Kadir Kök için ilk film “sahne tozu yutmak” gibi olmuş, bir daha çocukluk hayalinden kopamamış. Batı ülkelerinde dublörlerin (stundmen) sendikası var, tehlikeli sahnelerde rol alan bu özel donanımlı sinema insanları iyi de para kazanıyor -sendika maximum güvenliği zorluyor, sigortaları yapılıyor vb). Ama Yeşilçam’da henüz diyaloglu rol almamış kavgacıların kaşesi figüranlara eşit, tanınıp diyaloglu roller aldıktan sonra 10 kat artıyor, yardımcı aktörler seviyesine geliyor. Zan gibi bu hususta ders veren tek tük de olsa isim var ama Yeşilçam kavgacıları, yumruk nasıl alınır, merdivenlerden nasıl yuvarlanılır, pencereden ya da attan nasıl düşülür, çatıdan ya da burçtan nasıl atlanır gibi trükleri usta çırak ilişkisiyle öğreniyor, kavgacı olup olamayacakları daha çok kendi melekelerine kalıyor. Kök de kavgacı ya da dublör olarak oynadığı filmlerde defalarca yaralanmış, sakatlanmış, üstelik hiç bir zaman sosyal güvencesi de olmamış. Kadir Kök, Tuncer’e verdiği röportajda “Sinemadan çok olmasa da, elbette ki kazandık… Çünkü hayatımızı sürdürmek zorundaydık… Ama biz para kazanırken vefayı, sevgiyi, saygıyı, birbirimizi sahiplenmeyi hiç unutmadık… Mesela Cüneyt biliyorsun Cüneyt abi geçenlerde hastalandı, boynundan bir ameliyat geçirmiş ve ortaya felç olduğundan, yoğun bakımda ölümle pençeleştiğine kadar yalan yanlış haberler atılmıştı. Şükürler olsun hastaneden o çok sevdiği karate figürlerini sergileyerek çıktı.. İlk biz gittik kavgacılar olarak. Süheyl (Eğriboz), İhsan (Gedik)… Gözleri doldu vallahi…” demiş. Ama Babar’a “Hayır sinemadan para kazanmadım. O dönem yapımcılar senet verirdi. Film bittikten sonra seneti verip paramızı alırdık. Tabii alamadıklarımız da oluyordu. Durum böyleydi ancak oyunculara da değer veriliyordu.. Cüneyt abi çok sevdiğim bir insandır. Onun bizlere büyük emeği geçti. Gerçekten çok kaliteli bir jöndü.” demiş. Bahsettiği bono meselesi zannederim, daha önce burada başka bir yazıda detaylı anlatmıştım, sadece kavgacı, yardımcı aktör, karakter aktörlerinin değil baş rol aktörlerinin bile tefecilere yok paralara kırdırılan bonolarla ekonomik olarak ne kadar zor duruma düştüklerini.

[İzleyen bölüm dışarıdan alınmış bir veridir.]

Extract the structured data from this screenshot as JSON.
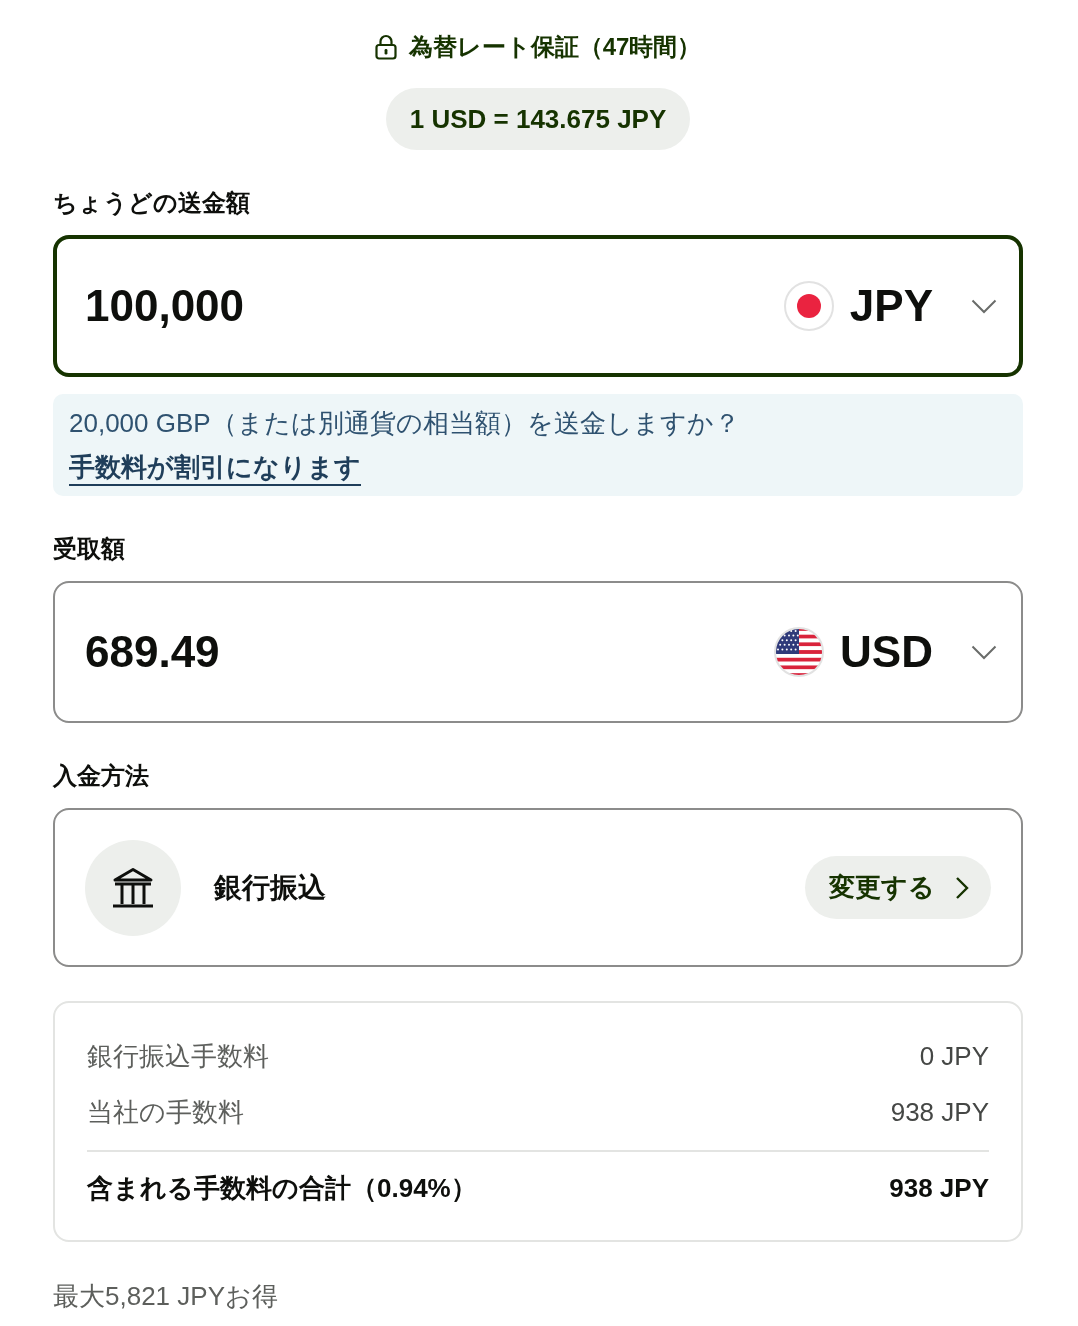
{
  "rate_guarantee": {
    "text": "為替レート保証（47時間）"
  },
  "rate": {
    "text": "1 USD = 143.675 JPY"
  },
  "send_amount": {
    "label": "ちょうどの送金額",
    "value": "100,000",
    "currency": "JPY",
    "focused": true
  },
  "notice": {
    "text": "20,000 GBP（または別通貨の相当額）を送金しますか？",
    "link": "手数料が割引になります"
  },
  "receive_amount": {
    "label": "受取額",
    "value": "689.49",
    "currency": "USD",
    "focused": false
  },
  "payment_method": {
    "label": "入金方法",
    "method": "銀行振込",
    "button": "変更する"
  },
  "fees": {
    "rows": [
      {
        "kind": "item",
        "label": "銀行振込手数料",
        "value": "0 JPY"
      },
      {
        "kind": "item",
        "label": "当社の手数料",
        "value": "938 JPY"
      },
      {
        "kind": "total",
        "label": "含まれる手数料の合計（0.94%）",
        "value": "938 JPY"
      }
    ]
  },
  "savings": {
    "text": "最大5,821 JPYお得"
  }
}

Pek çok kavgacının röportajında olduğu gibi Kök’ün röportajlarında da “başrolde Cüneyt Arkın” var.
Arkın’ın, Kadir Kök’ün hayatında özel bir rolü var, yine Tuncer’e “Cüneyt Arkın ile tam 20 sene bir fiil 500 civarı filmde, başta Malkoçoğlu, Kara Murat, Battal Gazi, Tarkan gibi filmlerde oynadım… ” demiş. Bazı kaynaklarda 300, bazı kaynaklarda 250 filmde rol aldığı yazıyor Kök’ün. 500 de olabilir çünkü figüran olduğu, dublör olduğu filmleri kayda geçmiş değil. Yeşilçam’da kavgacı, figüran, hatta yardımcı aktörlerin tam film listeleri ancak, tüm aktörleri tanıyabilecek çok geniş bir ekip tek tek kaybolmamış tüm filmleri seyreder ve kimin hangi filmde rol aldığını saptar, ya da filmler, artificial intelligence’ın nimetlerinden yararlanıp bir yüz tanıma algoritmasından geçerse kesinleşebilir. Kaldı ki bu da kesin netice değildir, dublörlerin yüzlerinin görünmediği, bazı figüranların amorstan kullanıldığı hesaba katılırsa.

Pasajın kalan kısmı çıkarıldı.